Algae-based biofuels have been regarded as an ultimate solution for renewable energy, considering the potentially high productivity, the efficient energy conversion from sunlight, the capacity to capture and utilize CO2 at high conversion rates, and the replacement of fossil fuels with limited land usage. Despite extensive efforts, the scale-up and commercialization of algal biofuel are still hindered by several fundamental challenges, including low light penetration, costly dewatering and the requirement to extract algal oil. In my graduate research, I designed an auto-flocculation-based continuous hydrocarbon and carbohydrate co-production platform to address these challenges. In the platform, the cell surface structure of cyanobacteria was modified to enable auto-flocculation, which can be applied to reduce costs for biomass harvesting and transform cyanobacterial biofuel from batch production to continuous production. Meanwhile, a limonene synthase was introduced into the strain to catalyze limonene biosynthesis, enabling continuous limonene and glycogen (in biomass) co-production.
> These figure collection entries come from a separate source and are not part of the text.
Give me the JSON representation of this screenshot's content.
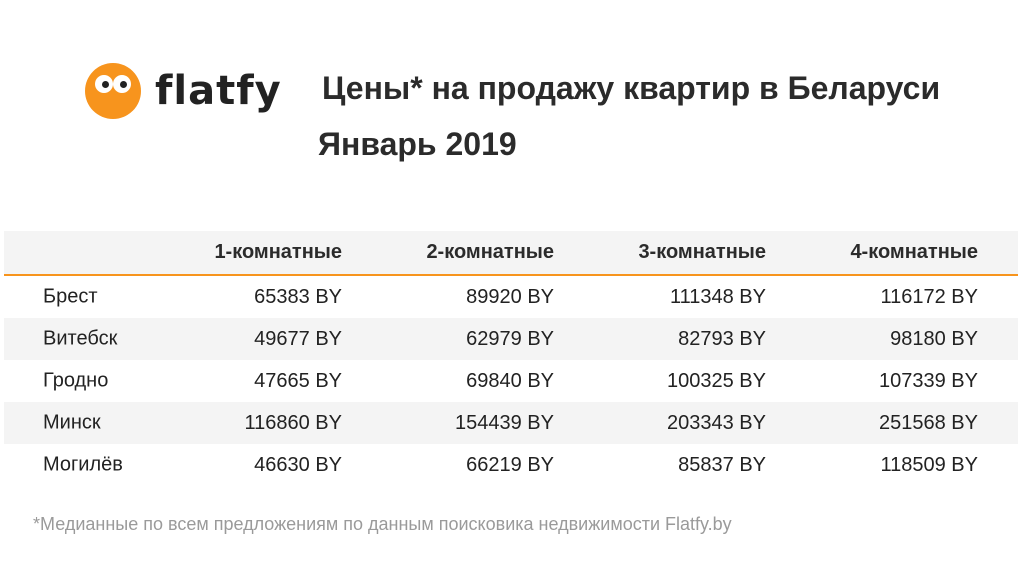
{
  "logo": {
    "text": "flatfy",
    "color": "#f7941d"
  },
  "title": "Цены* на продажу квартир в Беларуси",
  "subtitle": "Январь 2019",
  "table": {
    "headers": [
      "1-комнатные",
      "2-комнатные",
      "3-комнатные",
      "4-комнатные"
    ],
    "rows": [
      {
        "city": "Брест",
        "values": [
          "65383 BY",
          "89920 BY",
          "111348 BY",
          "116172 BY"
        ]
      },
      {
        "city": "Витебск",
        "values": [
          "49677 BY",
          "62979 BY",
          "82793 BY",
          "98180 BY"
        ]
      },
      {
        "city": "Гродно",
        "values": [
          "47665 BY",
          "69840 BY",
          "100325 BY",
          "107339 BY"
        ]
      },
      {
        "city": "Минск",
        "values": [
          "116860 BY",
          "154439 BY",
          "203343 BY",
          "251568 BY"
        ]
      },
      {
        "city": "Могилёв",
        "values": [
          "46630 BY",
          "66219 BY",
          "85837 BY",
          "118509 BY"
        ]
      }
    ]
  },
  "footnote": "*Медианные по всем предложениям по данным поисковика недвижимости Flatfy.by"
}
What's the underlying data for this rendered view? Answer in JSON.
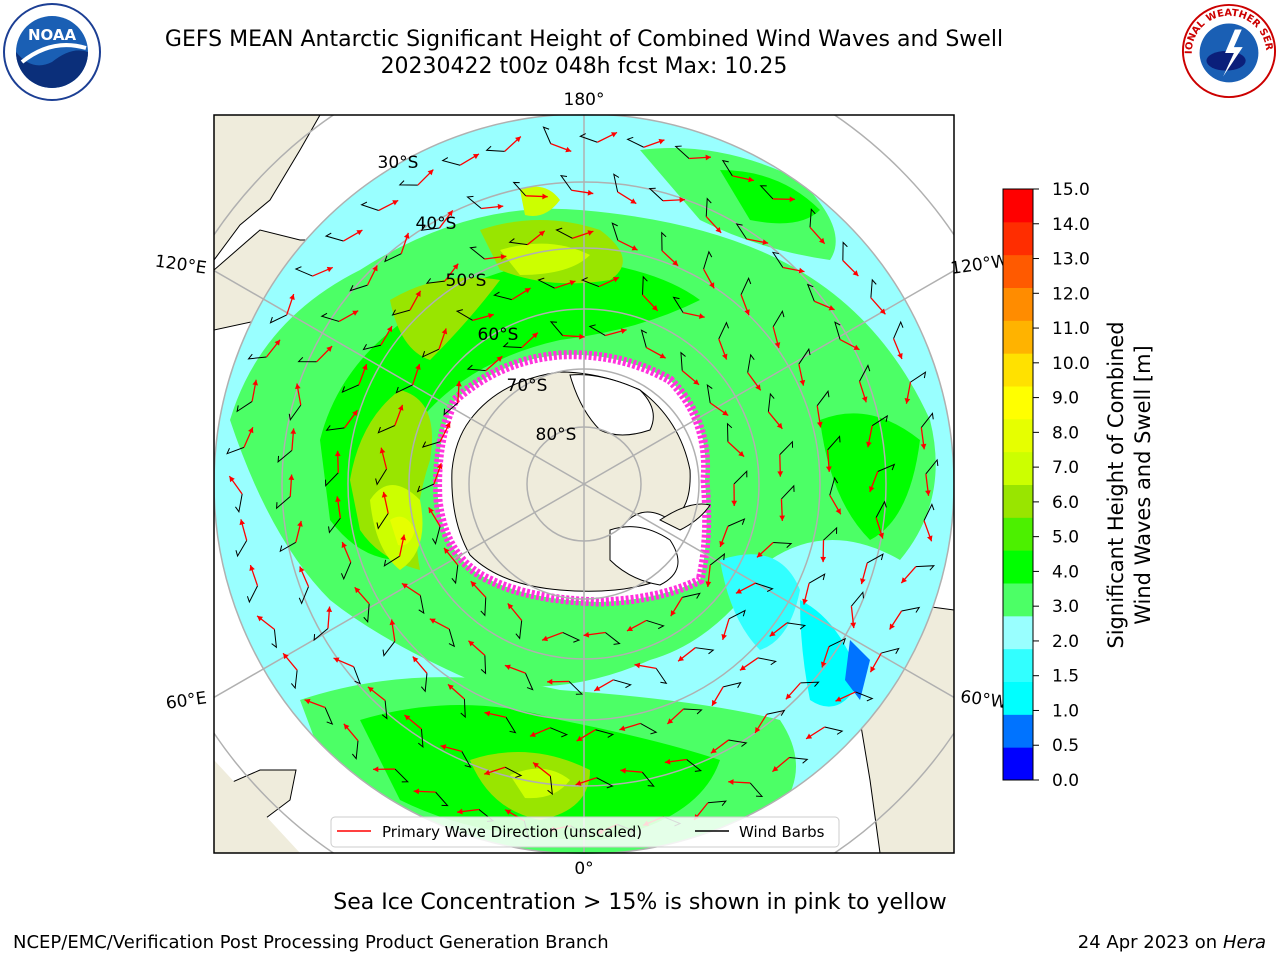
{
  "header": {
    "title_line1": "GEFS MEAN Antarctic Significant Height of Combined Wind Waves and Swell",
    "title_line2": "20230422 t00z 048h fcst   Max: 10.25"
  },
  "logos": {
    "left": {
      "icon": "noaa-logo",
      "text": "NOAA"
    },
    "right": {
      "icon": "nws-logo",
      "text": "NATIONAL WEATHER SERVICE"
    }
  },
  "map": {
    "projection": "south-polar-stereographic",
    "longitude_labels": {
      "top": "180°",
      "left_upper": "120°E",
      "right_upper": "120°W",
      "left_lower": "60°E",
      "right_lower": "60°W",
      "bottom": "0°"
    },
    "latitude_labels": [
      "30°S",
      "40°S",
      "50°S",
      "60°S",
      "70°S",
      "80°S"
    ],
    "colors": {
      "land": "#efecdc",
      "ocean_low": "#99ffff",
      "grid": "#b0b0b0"
    }
  },
  "legend": {
    "items": [
      {
        "label": "Primary Wave Direction (unscaled)",
        "color": "#ff0000"
      },
      {
        "label": "Wind Barbs",
        "color": "#000000"
      }
    ]
  },
  "colorbar": {
    "title_line1": "Significant Height of Combined",
    "title_line2": "Wind Waves and Swell [m]",
    "ticks": [
      "15.0",
      "14.0",
      "13.0",
      "12.0",
      "11.0",
      "10.0",
      "9.0",
      "8.0",
      "7.0",
      "6.0",
      "5.0",
      "4.0",
      "3.0",
      "2.0",
      "1.5",
      "1.0",
      "0.5",
      "0.0"
    ],
    "colors": [
      "#0000ff",
      "#0073ff",
      "#00ffff",
      "#32ffff",
      "#99ffff",
      "#4cff66",
      "#00ff00",
      "#4cf000",
      "#99e500",
      "#ccff00",
      "#e6ff00",
      "#ffff00",
      "#ffe100",
      "#ffb300",
      "#ff8c00",
      "#ff5a00",
      "#ff2d00",
      "#ff0000"
    ]
  },
  "footer": {
    "subtitle": "Sea Ice Concentration > 15% is shown in pink to yellow",
    "credit": "NCEP/EMC/Verification Post Processing Product Generation Branch",
    "date": "24 Apr 2023 on",
    "machine": "Hera"
  }
}
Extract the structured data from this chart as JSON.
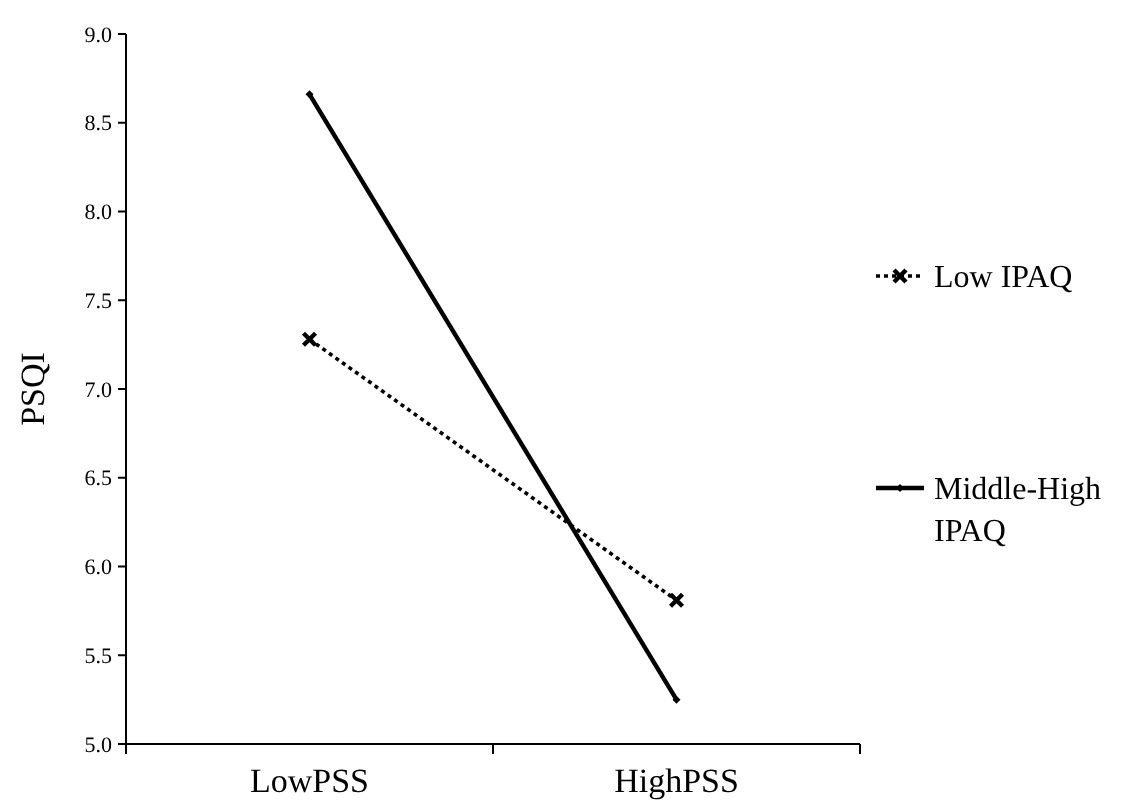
{
  "chart_data": {
    "type": "line",
    "ylabel": "PSQI",
    "categories": [
      "LowPSS",
      "HighPSS"
    ],
    "series": [
      {
        "name": "Low IPAQ",
        "color": "#000000",
        "values": [
          7.28,
          5.81
        ],
        "marker": "cross",
        "line_style": "dotted"
      },
      {
        "name": "Middle-High IPAQ",
        "color": "#000000",
        "values": [
          8.66,
          5.25
        ],
        "marker": "diamond",
        "line_style": "solid"
      }
    ],
    "ylim": [
      5,
      9
    ],
    "yticks": [
      {
        "value": 5,
        "label": "5.0"
      },
      {
        "value": 5.5,
        "label": "5.5"
      },
      {
        "value": 6,
        "label": "6.0"
      },
      {
        "value": 6.5,
        "label": "6.5"
      },
      {
        "value": 7,
        "label": "7.0"
      },
      {
        "value": 7.5,
        "label": "7.5"
      },
      {
        "value": 8,
        "label": "8.0"
      },
      {
        "value": 8.5,
        "label": "8.5"
      },
      {
        "value": 9,
        "label": "9.0"
      }
    ],
    "grid": false,
    "legend": "right"
  }
}
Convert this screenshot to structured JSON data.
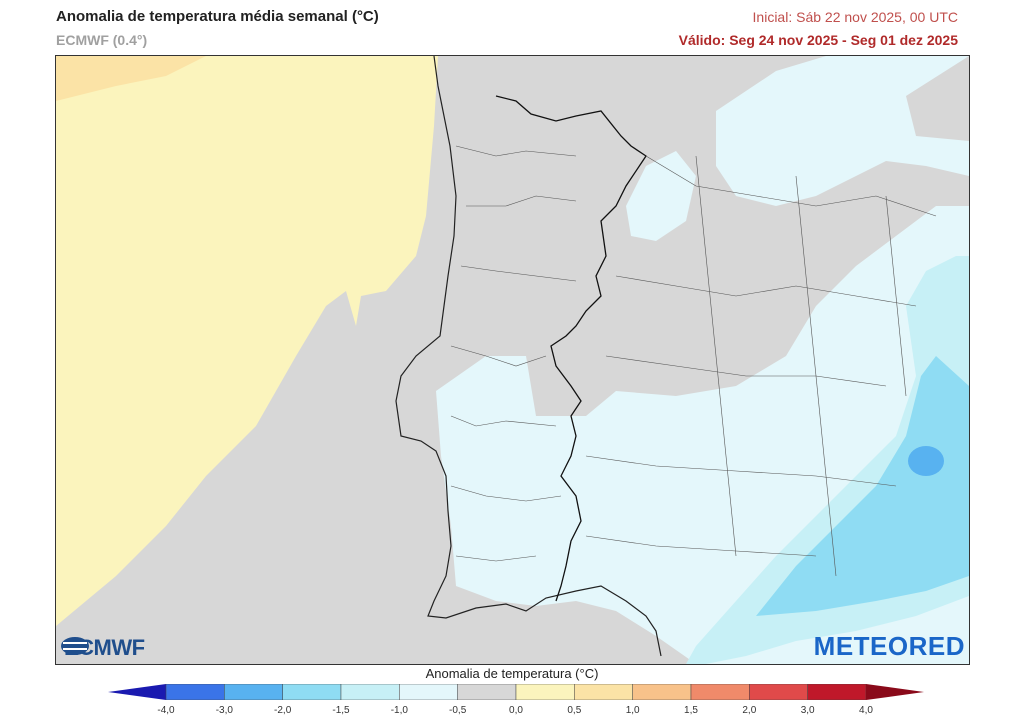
{
  "header": {
    "title": "Anomalia de temperatura média semanal (°C)",
    "model": "ECMWF (0.4°)",
    "initial": "Inicial: Sáb 22 nov 2025, 00 UTC",
    "valid": "Válido: Seg 24 nov 2025 - Seg 01 dez 2025"
  },
  "logos": {
    "left": "ECMWF",
    "right": "METEORED"
  },
  "legend": {
    "title": "Anomalia de temperatura (°C)",
    "ticks": [
      "-4,0",
      "-3,0",
      "-2,0",
      "-1,5",
      "-1,0",
      "-0,5",
      "0,0",
      "0,5",
      "1,0",
      "1,5",
      "2,0",
      "3,0",
      "4,0"
    ],
    "colors": [
      "#2a3fd6",
      "#3a74e8",
      "#58b2f0",
      "#8fdcf3",
      "#c7f0f6",
      "#e4f7fb",
      "#d7d7d7",
      "#fbf4bd",
      "#fbe3a6",
      "#f8c28a",
      "#f08a6a",
      "#e04a4a",
      "#c0182a"
    ],
    "min_arrow_color": "#1a1ab0",
    "max_arrow_color": "#8a0a1a"
  },
  "colors": {
    "ocean_positive": "#fbf4bd",
    "neutral": "#d7d7d7",
    "light_negative": "#e4f7fb",
    "medium_negative": "#c7f0f6",
    "darker_negative": "#8fdcf3",
    "strong_negative": "#58b2f0",
    "warm_corner": "#fbe3a6"
  }
}
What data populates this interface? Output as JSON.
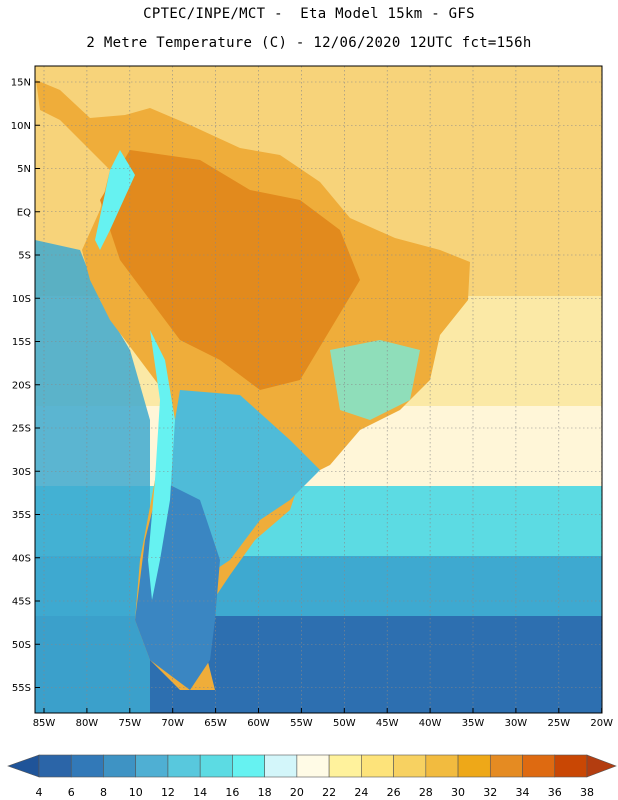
{
  "title_line1": "CPTEC/INPE/MCT -  Eta Model 15km - GFS",
  "title_line2": "2 Metre Temperature (C) - 12/06/2020 12UTC fct=156h",
  "lat_labels": [
    "15N",
    "10N",
    "5N",
    "EQ",
    "5S",
    "10S",
    "15S",
    "20S",
    "25S",
    "30S",
    "35S",
    "40S",
    "45S",
    "50S",
    "55S"
  ],
  "lon_labels": [
    "85W",
    "80W",
    "75W",
    "70W",
    "65W",
    "60W",
    "55W",
    "50W",
    "45W",
    "40W",
    "35W",
    "30W",
    "25W",
    "20W"
  ],
  "colorbar": {
    "labels": [
      "4",
      "6",
      "8",
      "10",
      "12",
      "14",
      "16",
      "18",
      "20",
      "22",
      "24",
      "26",
      "28",
      "30",
      "32",
      "34",
      "36",
      "38"
    ],
    "colors": [
      "#2b65a8",
      "#3279b8",
      "#3e93c4",
      "#4fafd3",
      "#58c8dd",
      "#5cdbe3",
      "#66f2f1",
      "#d3f6fa",
      "#fffbe6",
      "#fff29c",
      "#fde37a",
      "#f7d161",
      "#f2bb3f",
      "#eea818",
      "#e58b22",
      "#de6a11",
      "#c94704"
    ],
    "under_color": "#1f5499",
    "over_color": "#b33d10"
  },
  "colors": {
    "ocean_north": "#f7d37a",
    "ocean_tropic": "#fbe9a6",
    "ocean_subtrop": "#fff6d8",
    "ocean_mid": "#5cdbe3",
    "ocean_cool": "#3ea9d0",
    "ocean_south": "#2d6fb0",
    "land_hot": "#e28a1d",
    "land_warm": "#efad3a",
    "andes": "#66f2f1",
    "patagonia": "#3a86c2",
    "pampas": "#4fbbd8"
  }
}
Since the cell density of cyanobacteria can be tightly controlled in continuous production, light penetration efficiency could be significantly improved, leading to dramatic increases in both limonene and glycogen productivities. Next, I am focusing on: 1) to continue to optimize and scale up the Continuous Ultra-high-yield Co-production of Hydrocarbon and Carbohydrate to achieve long-term sustainable production; and 2) to define the biochemical and metabolic limits for terpene production and further improve terpene and glycogen productivities by systemically optimizing carbon and energy partition from photosynthesis to hydrocarbon and carbohydrate biosynthesis.